Comorbidities That May Influence Coverage

The presence of certain comorbidities can significantly influence Medicaid coverage decisions for bariatric surgery. These may include:

  • Coronary artery disease documented by stress testing, previous need for angioplasty, or coronary bypass.

  • Peripheral arterial disease documented by arteriography or Doppler ultrasound of brachial and ankle pressures before and after exercise.

  • Cardiomyopathy documented by echocardiogram or MRI.

  • Pulmonary hypertension by echocardiogram.

  • Carotid artery disease documented by ultrasound with greater than 70% blockage at least unilaterally.

  • Aortic disease documented by CT or MRI.

  • Severe valvular disease documented by echocardiogram.

  • Medically refractory hypertension defined as a systolic pressure greater than or equal to 140 and/or a diastolic greater than or equal to 90 obtained by appropriately sized cuff despite treatment with at least 2 antihypertensive medications at maximum tolerable dosages.

  • Nonalcoholic fatty liver disease (NAFLD) / nonalcoholic steatohepatitis (NASH) with submission of liver function panel.

  • Dyslipidemia as defined by hypercholesterolemia greater than 240 mg/dl, hypertriglyceridemia greater than 400 mg/dl, low density lipoprotein greater than 160 mg/dl, or high density lipoprotein less than 40 mg/dl despite therapy with at least one lipid lowering agent at maximum dosage.

  • Pseudotumor cerebri.

  • Gastroesophageal reflux (GERD).

  • Asthma with severity at least of mild persistent.
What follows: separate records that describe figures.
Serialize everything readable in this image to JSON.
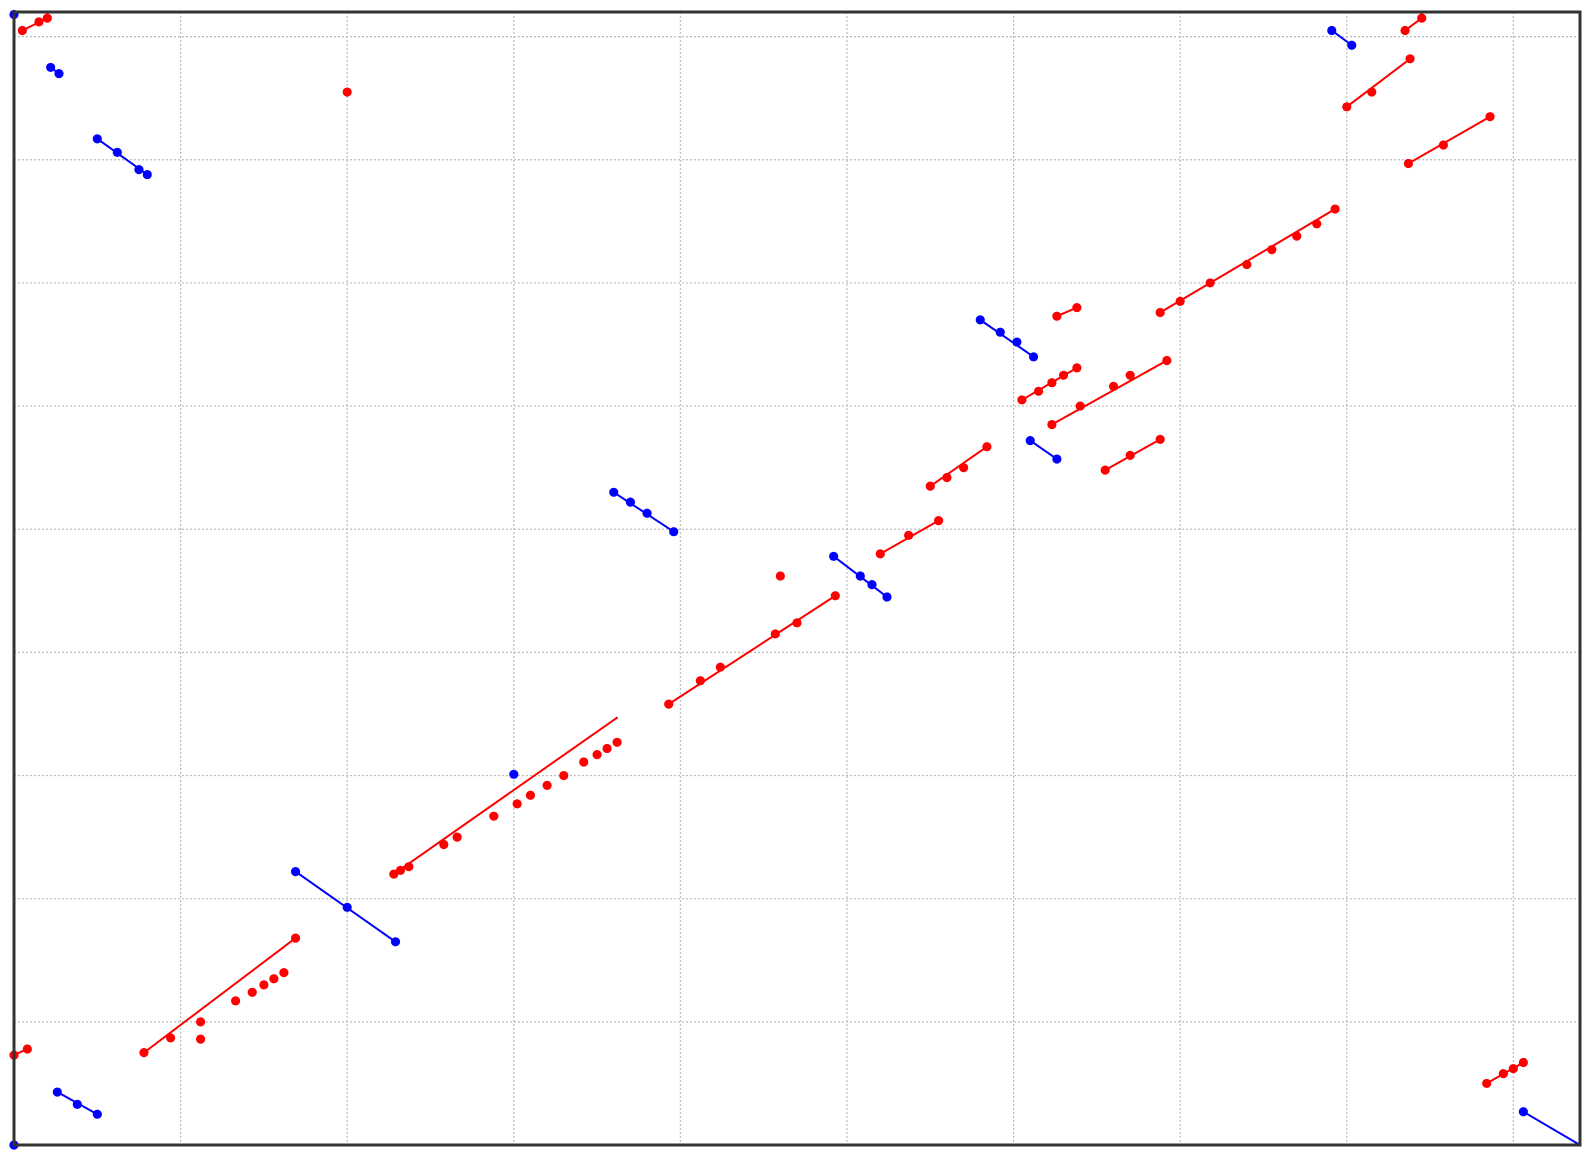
{
  "chart_data": {
    "type": "scatter",
    "title": "",
    "xlabel": "",
    "ylabel": "",
    "xlim": [
      0,
      9.4
    ],
    "ylim": [
      0,
      9.2
    ],
    "grid": true,
    "legend": "none",
    "colors": {
      "forward": "#ff0000",
      "reverse": "#0000ff",
      "frame": "#333333",
      "grid": "#bbbbbb"
    },
    "series": [
      {
        "color": "#ff0000",
        "segments": [
          [
            [
              0.05,
              9.05
            ],
            [
              0.2,
              9.15
            ]
          ],
          [
            [
              0.78,
              0.75
            ],
            [
              1.69,
              1.68
            ]
          ],
          [
            [
              2.28,
              2.2
            ],
            [
              3.62,
              3.47
            ]
          ],
          [
            [
              3.93,
              3.58
            ],
            [
              4.93,
              4.46
            ]
          ],
          [
            [
              5.2,
              4.8
            ],
            [
              5.55,
              5.07
            ]
          ],
          [
            [
              5.5,
              5.35
            ],
            [
              5.84,
              5.67
            ]
          ],
          [
            [
              6.05,
              6.05
            ],
            [
              6.38,
              6.31
            ]
          ],
          [
            [
              6.23,
              5.85
            ],
            [
              6.92,
              6.37
            ]
          ],
          [
            [
              6.26,
              6.73
            ],
            [
              6.38,
              6.8
            ]
          ],
          [
            [
              6.55,
              5.48
            ],
            [
              6.88,
              5.73
            ]
          ],
          [
            [
              6.88,
              6.76
            ],
            [
              7.93,
              7.6
            ]
          ],
          [
            [
              8.0,
              8.43
            ],
            [
              8.38,
              8.82
            ]
          ],
          [
            [
              8.35,
              9.05
            ],
            [
              8.45,
              9.15
            ]
          ],
          [
            [
              8.37,
              7.97
            ],
            [
              8.86,
              8.35
            ]
          ],
          [
            [
              8.84,
              0.5
            ],
            [
              9.06,
              0.67
            ]
          ],
          [
            [
              0.0,
              0.73
            ],
            [
              0.08,
              0.78
            ]
          ]
        ],
        "points": [
          [
            0.05,
            9.05
          ],
          [
            0.15,
            9.12
          ],
          [
            0.2,
            9.15
          ],
          [
            2.0,
            8.55
          ],
          [
            0.0,
            0.73
          ],
          [
            0.08,
            0.78
          ],
          [
            0.78,
            0.75
          ],
          [
            0.94,
            0.87
          ],
          [
            1.12,
            1.0
          ],
          [
            1.33,
            1.17
          ],
          [
            1.43,
            1.24
          ],
          [
            1.5,
            1.3
          ],
          [
            1.56,
            1.35
          ],
          [
            1.62,
            1.4
          ],
          [
            1.69,
            1.68
          ],
          [
            1.12,
            0.86
          ],
          [
            2.28,
            2.2
          ],
          [
            2.32,
            2.23
          ],
          [
            2.37,
            2.26
          ],
          [
            2.58,
            2.44
          ],
          [
            2.66,
            2.5
          ],
          [
            2.88,
            2.67
          ],
          [
            3.02,
            2.77
          ],
          [
            3.1,
            2.84
          ],
          [
            3.2,
            2.92
          ],
          [
            3.3,
            3.0
          ],
          [
            3.42,
            3.11
          ],
          [
            3.5,
            3.17
          ],
          [
            3.56,
            3.22
          ],
          [
            3.62,
            3.27
          ],
          [
            3.93,
            3.58
          ],
          [
            4.12,
            3.77
          ],
          [
            4.24,
            3.88
          ],
          [
            4.57,
            4.15
          ],
          [
            4.7,
            4.24
          ],
          [
            4.93,
            4.46
          ],
          [
            4.6,
            4.62
          ],
          [
            5.2,
            4.8
          ],
          [
            5.37,
            4.95
          ],
          [
            5.55,
            5.07
          ],
          [
            5.5,
            5.35
          ],
          [
            5.6,
            5.42
          ],
          [
            5.7,
            5.5
          ],
          [
            5.84,
            5.67
          ],
          [
            6.05,
            6.05
          ],
          [
            6.15,
            6.12
          ],
          [
            6.23,
            6.19
          ],
          [
            6.3,
            6.25
          ],
          [
            6.38,
            6.31
          ],
          [
            6.23,
            5.85
          ],
          [
            6.4,
            6.0
          ],
          [
            6.6,
            6.16
          ],
          [
            6.7,
            6.25
          ],
          [
            6.92,
            6.37
          ],
          [
            6.26,
            6.73
          ],
          [
            6.38,
            6.8
          ],
          [
            6.55,
            5.48
          ],
          [
            6.7,
            5.6
          ],
          [
            6.88,
            5.73
          ],
          [
            6.88,
            6.76
          ],
          [
            7.0,
            6.85
          ],
          [
            7.18,
            7.0
          ],
          [
            7.4,
            7.15
          ],
          [
            7.55,
            7.27
          ],
          [
            7.7,
            7.38
          ],
          [
            7.82,
            7.48
          ],
          [
            7.93,
            7.6
          ],
          [
            8.0,
            8.43
          ],
          [
            8.15,
            8.55
          ],
          [
            8.38,
            8.82
          ],
          [
            8.35,
            9.05
          ],
          [
            8.45,
            9.15
          ],
          [
            8.37,
            7.97
          ],
          [
            8.58,
            8.12
          ],
          [
            8.86,
            8.35
          ],
          [
            8.84,
            0.5
          ],
          [
            8.94,
            0.58
          ],
          [
            9.0,
            0.62
          ],
          [
            9.06,
            0.67
          ]
        ]
      },
      {
        "color": "#0000ff",
        "segments": [
          [
            [
              0.22,
              8.75
            ],
            [
              0.27,
              8.7
            ]
          ],
          [
            [
              0.5,
              8.17
            ],
            [
              0.8,
              7.88
            ]
          ],
          [
            [
              0.26,
              0.43
            ],
            [
              0.5,
              0.25
            ]
          ],
          [
            [
              1.69,
              2.22
            ],
            [
              2.29,
              1.65
            ]
          ],
          [
            [
              3.6,
              5.3
            ],
            [
              3.96,
              4.98
            ]
          ],
          [
            [
              4.92,
              4.78
            ],
            [
              5.24,
              4.45
            ]
          ],
          [
            [
              5.8,
              6.7
            ],
            [
              6.12,
              6.4
            ]
          ],
          [
            [
              6.1,
              5.72
            ],
            [
              6.26,
              5.57
            ]
          ],
          [
            [
              7.91,
              9.05
            ],
            [
              8.03,
              8.93
            ]
          ],
          [
            [
              9.06,
              0.27
            ],
            [
              9.4,
              0.0
            ]
          ]
        ],
        "points": [
          [
            0.0,
            9.18
          ],
          [
            0.0,
            0.0
          ],
          [
            0.22,
            8.75
          ],
          [
            0.27,
            8.7
          ],
          [
            0.5,
            8.17
          ],
          [
            0.62,
            8.06
          ],
          [
            0.75,
            7.92
          ],
          [
            0.8,
            7.88
          ],
          [
            0.26,
            0.43
          ],
          [
            0.38,
            0.33
          ],
          [
            0.5,
            0.25
          ],
          [
            1.69,
            2.22
          ],
          [
            2.0,
            1.93
          ],
          [
            2.29,
            1.65
          ],
          [
            3.0,
            3.01
          ],
          [
            3.6,
            5.3
          ],
          [
            3.7,
            5.22
          ],
          [
            3.8,
            5.13
          ],
          [
            3.96,
            4.98
          ],
          [
            4.92,
            4.78
          ],
          [
            5.08,
            4.62
          ],
          [
            5.15,
            4.55
          ],
          [
            5.24,
            4.45
          ],
          [
            5.8,
            6.7
          ],
          [
            5.92,
            6.6
          ],
          [
            6.02,
            6.52
          ],
          [
            6.12,
            6.4
          ],
          [
            6.1,
            5.72
          ],
          [
            6.26,
            5.57
          ],
          [
            7.91,
            9.05
          ],
          [
            8.03,
            8.93
          ],
          [
            9.06,
            0.27
          ]
        ]
      }
    ]
  }
}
  • Lower extremity venous/lymphatic obstructive stasis disease.

  • Severe urinary incontinence.

  • Degenerative osteoarthritis documented radiographically in any weight bearing joint or lumbosacral spine affecting performance of activities of daily living.
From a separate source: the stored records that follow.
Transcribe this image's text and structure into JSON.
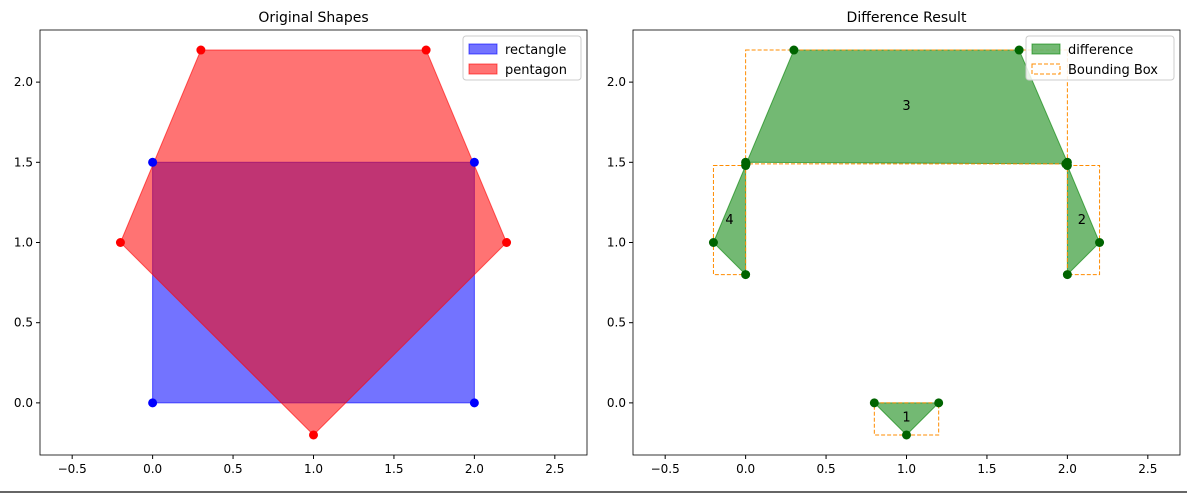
{
  "chart_data": [
    {
      "type": "area",
      "title": "Original Shapes",
      "xlim": [
        -0.7,
        2.7
      ],
      "ylim": [
        -0.325,
        2.325
      ],
      "xticks": [
        -0.5,
        0.0,
        0.5,
        1.0,
        1.5,
        2.0,
        2.5
      ],
      "xtick_labels": [
        "−0.5",
        "0.0",
        "0.5",
        "1.0",
        "1.5",
        "2.0",
        "2.5"
      ],
      "yticks": [
        0.0,
        0.5,
        1.0,
        1.5,
        2.0
      ],
      "ytick_labels": [
        "0.0",
        "0.5",
        "1.0",
        "1.5",
        "2.0"
      ],
      "legend_position": "top-right",
      "series": [
        {
          "name": "rectangle",
          "color": "#0000ff",
          "point_color": "#0000ff",
          "points": [
            [
              0,
              0
            ],
            [
              2,
              0
            ],
            [
              2,
              1.5
            ],
            [
              0,
              1.5
            ]
          ]
        },
        {
          "name": "pentagon",
          "color": "#ff0000",
          "point_color": "#ff0000",
          "points": [
            [
              0.3,
              2.2
            ],
            [
              1.7,
              2.2
            ],
            [
              2.2,
              1
            ],
            [
              1,
              -0.2
            ],
            [
              -0.2,
              1
            ]
          ]
        }
      ]
    },
    {
      "type": "area",
      "title": "Difference Result",
      "xlim": [
        -0.7,
        2.7
      ],
      "ylim": [
        -0.325,
        2.325
      ],
      "xticks": [
        -0.5,
        0.0,
        0.5,
        1.0,
        1.5,
        2.0,
        2.5
      ],
      "xtick_labels": [
        "−0.5",
        "0.0",
        "0.5",
        "1.0",
        "1.5",
        "2.0",
        "2.5"
      ],
      "yticks": [
        0.0,
        0.5,
        1.0,
        1.5,
        2.0
      ],
      "ytick_labels": [
        "0.0",
        "0.5",
        "1.0",
        "1.5",
        "2.0"
      ],
      "legend_position": "top-right",
      "legend": [
        "difference",
        "Bounding Box"
      ],
      "color": "#008000",
      "point_color": "#006400",
      "bbox_color": "#ff8c00",
      "pieces": [
        {
          "label": "1",
          "points": [
            [
              0.8,
              0
            ],
            [
              1.2,
              0
            ],
            [
              1,
              -0.2
            ]
          ],
          "label_pos": [
            1.0,
            -0.09
          ]
        },
        {
          "label": "2",
          "points": [
            [
              2,
              1.48
            ],
            [
              2.2,
              1
            ],
            [
              2,
              0.8
            ]
          ],
          "label_pos": [
            2.09,
            1.14
          ]
        },
        {
          "label": "3",
          "points": [
            [
              0.3,
              2.2
            ],
            [
              1.7,
              2.2
            ],
            [
              2,
              1.5
            ],
            [
              1.99,
              1.49
            ],
            [
              0,
              1.5
            ],
            [
              0.003,
              1.49
            ]
          ],
          "label_pos": [
            1.0,
            1.85
          ]
        },
        {
          "label": "4",
          "points": [
            [
              -0.2,
              1
            ],
            [
              0,
              1.48
            ],
            [
              0,
              0.8
            ]
          ],
          "label_pos": [
            -0.1,
            1.14
          ]
        }
      ]
    }
  ]
}
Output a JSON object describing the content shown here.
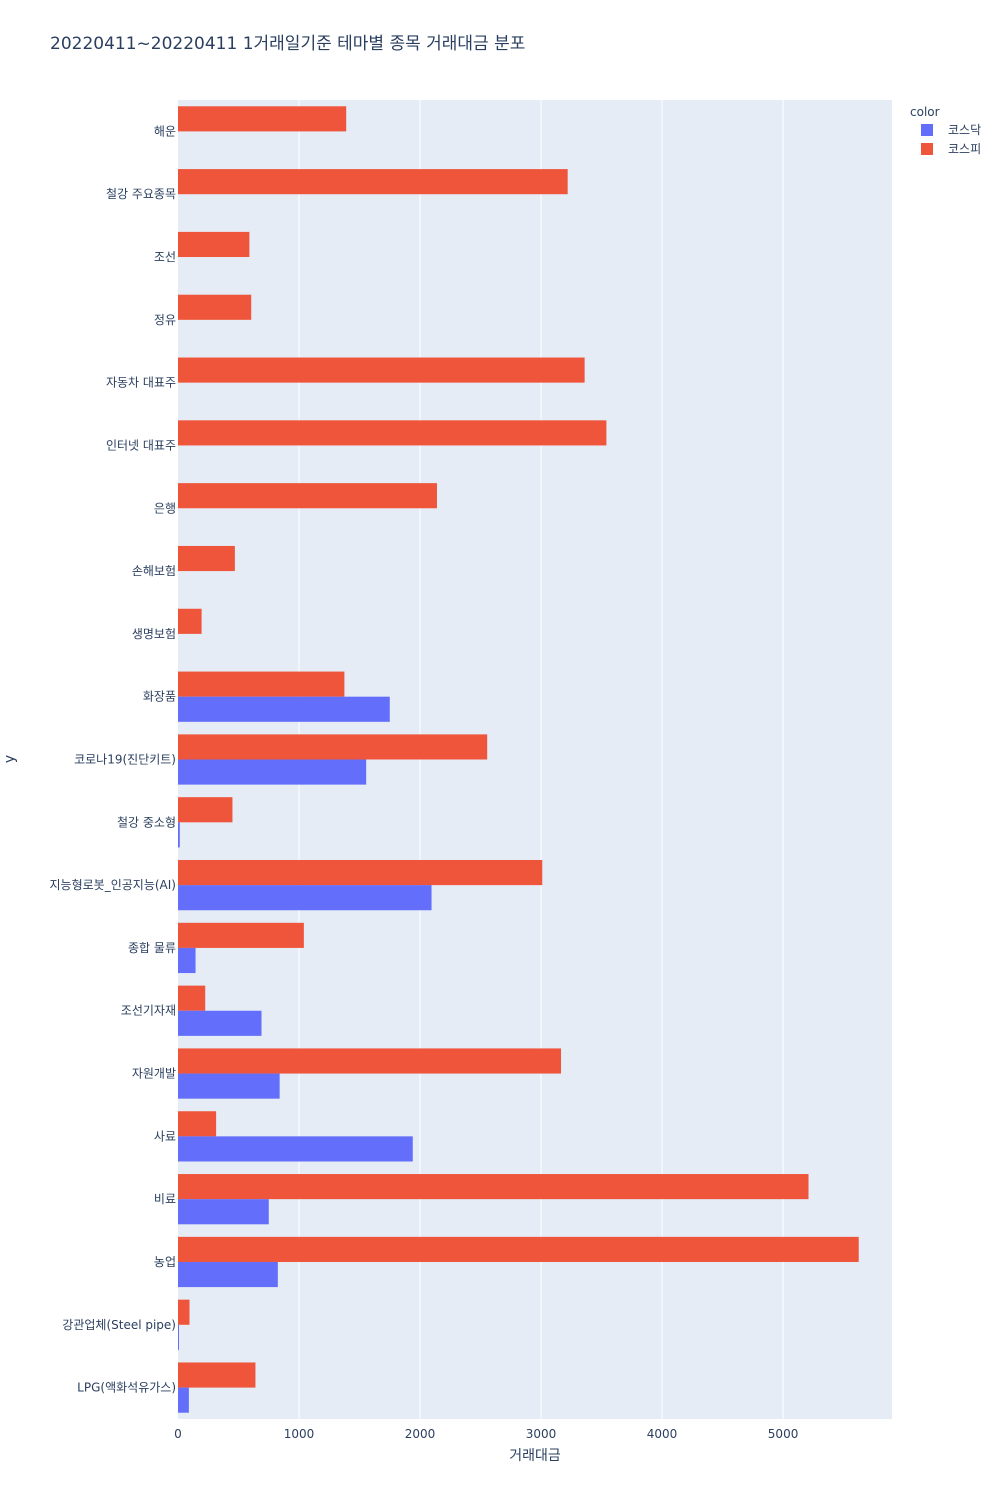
{
  "chart_data": {
    "type": "bar",
    "orientation": "horizontal",
    "title": "20220411~20220411 1거래일기준 테마별 종목 거래대금 분포",
    "xlabel": "거래대금",
    "ylabel": "y",
    "xlim": [
      0,
      5900
    ],
    "xticks": [
      0,
      1000,
      2000,
      3000,
      4000,
      5000
    ],
    "grid": true,
    "legend": {
      "title": "color",
      "placement": "top-right"
    },
    "categories": [
      "해운",
      "철강 주요종목",
      "조선",
      "정유",
      "자동차 대표주",
      "인터넷 대표주",
      "은행",
      "손해보험",
      "생명보험",
      "화장품",
      "코로나19(진단키트)",
      "철강 중소형",
      "지능형로봇_인공지능(AI)",
      "종합 물류",
      "조선기자재",
      "자원개발",
      "사료",
      "비료",
      "농업",
      "강관업체(Steel pipe)",
      "LPG(액화석유가스)"
    ],
    "series": [
      {
        "name": "코스피",
        "color": "#EF553B",
        "values": [
          1390,
          3220,
          590,
          605,
          3360,
          3540,
          2140,
          470,
          195,
          1375,
          2555,
          450,
          3010,
          1040,
          225,
          3165,
          315,
          5210,
          5625,
          95,
          640
        ]
      },
      {
        "name": "코스닥",
        "color": "#636EFA",
        "values": [
          0,
          0,
          0,
          0,
          0,
          0,
          0,
          0,
          0,
          1750,
          1555,
          15,
          2095,
          145,
          690,
          840,
          1940,
          750,
          825,
          5,
          90
        ]
      }
    ]
  },
  "colors": {
    "plot_bg": "#E5ECF6",
    "grid": "#ffffff",
    "text": "#2a3f5f"
  }
}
  • Uncontrolled type 2 diabetes mellitus.

  • Metabolic syndrome.

Considerations for Adolescent Patients

For adolescent patients seeking bariatric surgery, Medicaid coverage often requires the inclusion of a statement detailing at least one custodial parent or legal guardian’s commitment to support and facilitate the adolescent patient’s loss of weight, willingness to support, and facilitate permanent life style changes.